Nie nastawiałbym się na opinie w internecie. Wino ma smakować. Wiele osób, które "przenoszą się" na wino z innych trunków, po przeczytaniu recenzji i dokonaniu zakupu tylko się zniechęci. Jest jakiś "przymus", by "być fachowcem", co znaczy chwalić wina "wykręcające mordę".
Owszem wyrobiony smak skłania ku najbardziej wytrawnym winom, ale wytrawny nie oznacza cierpki.
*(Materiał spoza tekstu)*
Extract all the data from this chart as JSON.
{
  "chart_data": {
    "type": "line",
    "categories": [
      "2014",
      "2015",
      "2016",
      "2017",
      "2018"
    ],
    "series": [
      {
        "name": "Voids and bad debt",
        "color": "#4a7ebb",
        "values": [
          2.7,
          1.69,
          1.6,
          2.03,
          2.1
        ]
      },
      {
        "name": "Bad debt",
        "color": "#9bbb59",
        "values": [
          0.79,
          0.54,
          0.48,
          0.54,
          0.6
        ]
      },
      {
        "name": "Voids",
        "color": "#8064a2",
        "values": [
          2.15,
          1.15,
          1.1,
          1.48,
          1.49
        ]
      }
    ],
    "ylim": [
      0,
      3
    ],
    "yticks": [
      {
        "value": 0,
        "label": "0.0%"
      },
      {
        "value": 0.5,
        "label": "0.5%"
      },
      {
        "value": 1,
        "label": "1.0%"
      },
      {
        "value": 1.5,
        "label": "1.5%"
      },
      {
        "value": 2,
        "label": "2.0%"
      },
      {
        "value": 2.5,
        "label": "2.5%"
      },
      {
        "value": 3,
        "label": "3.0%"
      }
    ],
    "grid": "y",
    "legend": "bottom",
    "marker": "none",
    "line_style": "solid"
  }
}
To tak tytułem komentarza do powyższych.
W mojej zaś ocenie należy po prostu próbować. Warto poczytać to i owo o znanych szczepach, regionach, etc. To jest pierwsze, co pomoże ustalić, jakie jest wino kategoriach ogólnych (ciężkie, lekkie, mocniejsze itp.). Następnie zapamiętywać wino (nie konkretnego producenta, choć warto mieć go "z tyłu głowy", jak wino przypadło do gustu), tj. pochodzenie i szczep i wedle tego budować swoja własną "bazę danych smakowych".
Porównywać, ale nie tworzyć rankingu (rzecz jasna, pierwsza liga i tak się pojawi), bo z winem jak z kawą: można pijać ulubione, ale warto czasem wypić inne, które lepsze od ulubieńca nie jest, ale jest inne i SMAKUJE.